I also came across an article entitled “Career Management: It’s Up to You” from the June 2001 ACC Docket that included a sidebar about the “Top ten things corporations want their in-house counsel to know.” It included the following items:
• “To be helpful and effective, your advice must be clear and understandable by people who are not attorneys.”
• “A good answer today is usually better than a perfect answer next week.”
• “Your ethical opinion is at least as important as your legal opinion.”
• “Just as we must be able to understand your legal advice, you need to understand as much as possible about our industry.”
• “The individuals seeking your advice often think of you as their personal attorney. Make certain that everyone knows who your client is.”
• “Technology, if properly used, makes you more efficient. Stay up to date.”
Yesterday’s advice remains valid today and I fully anticipate it will be tomorrow as well.
Over the years, in-house counsel have honed and perfected their skills to adapt to changing environments and economic conditions. In-house legal departments have grown dramatically in the past 20 years and the changing regulatory environments, increased attention on risk management, and corporate compliance scrutiny created significant challenges for the in-house bar. The changes that have occurred also have propelled in-house counsel to move into more strategic roles within their organizations.

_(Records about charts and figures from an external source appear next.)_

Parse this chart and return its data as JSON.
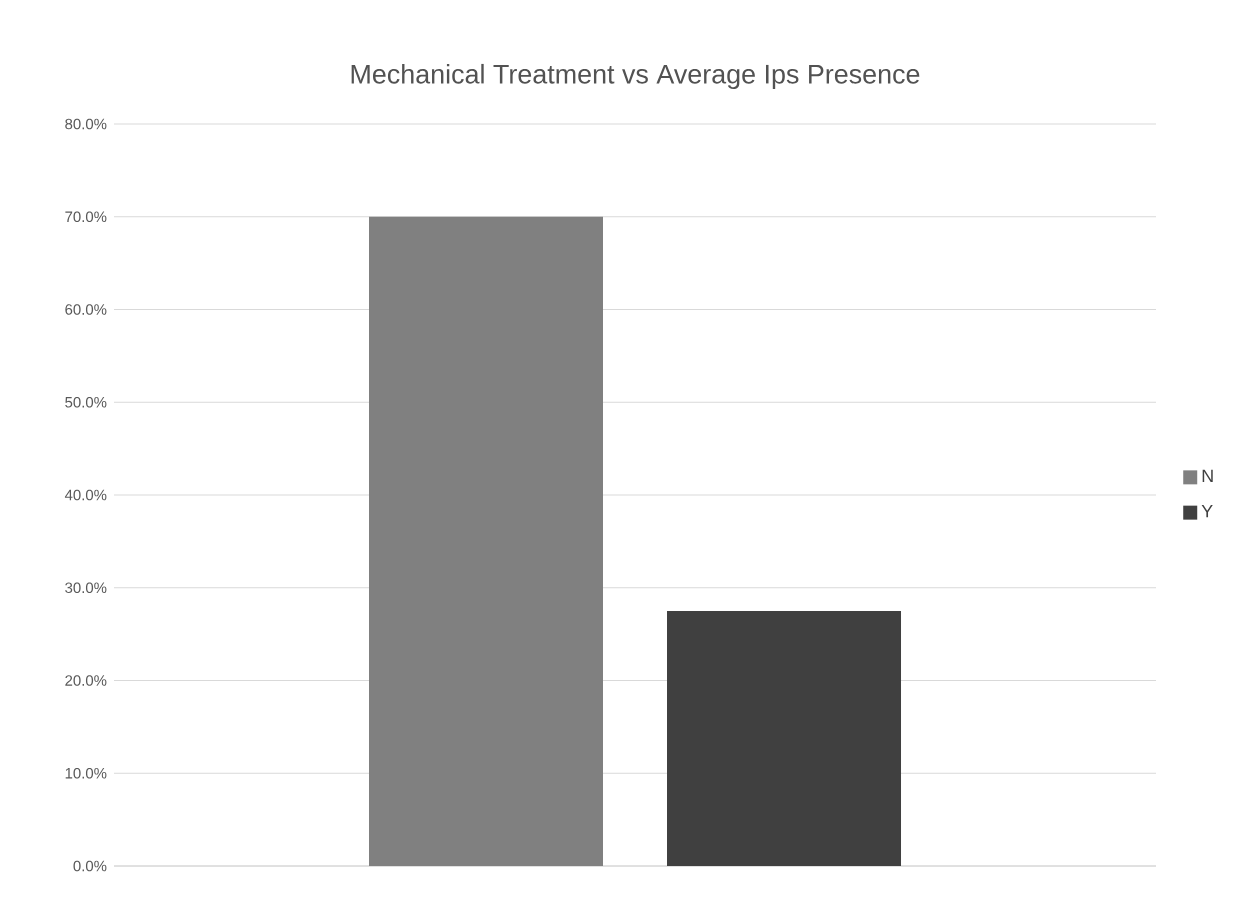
{
  "chart_data": {
    "type": "bar",
    "title": "Mechanical Treatment vs Average Ips Presence",
    "categories": [
      null
    ],
    "series": [
      {
        "name": "N",
        "color": "#808080",
        "values": [
          70.0
        ]
      },
      {
        "name": "Y",
        "color": "#404040",
        "values": [
          27.5
        ]
      }
    ],
    "ylim": [
      0,
      80
    ],
    "yticks": [
      {
        "value": 0,
        "label": "0.0%"
      },
      {
        "value": 10,
        "label": "10.0%"
      },
      {
        "value": 20,
        "label": "20.0%"
      },
      {
        "value": 30,
        "label": "30.0%"
      },
      {
        "value": 40,
        "label": "40.0%"
      },
      {
        "value": 50,
        "label": "50.0%"
      },
      {
        "value": 60,
        "label": "60.0%"
      },
      {
        "value": 70,
        "label": "70.0%"
      },
      {
        "value": 80,
        "label": "80.0%"
      }
    ],
    "grid": "y",
    "legend": "right"
  }
}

Yet, as I review my files and old program materials, it seems clear to me that much of what clients wanted from their in-house counsel 10, 15, even 30 years ago, remains true today, including:
• solid legal knowledge and appreciation for educational training;
• sound judgment;
• impeccable integrity;
• strategic vision;
• leadership: recognize good people and bring out the best in them;
• recognize the obligation as professionals to help those less fortunate through pro bono and community service;
• stay on top of technological advancements;
• focus on helping companies save time, money, and effort; and
• ability to adapt to change.
In-house counsel must continue to move forward and learn new practical skills to overcome the legal and business challenges you face. At the same time let’s remember sometimes we can learn by going back to the future.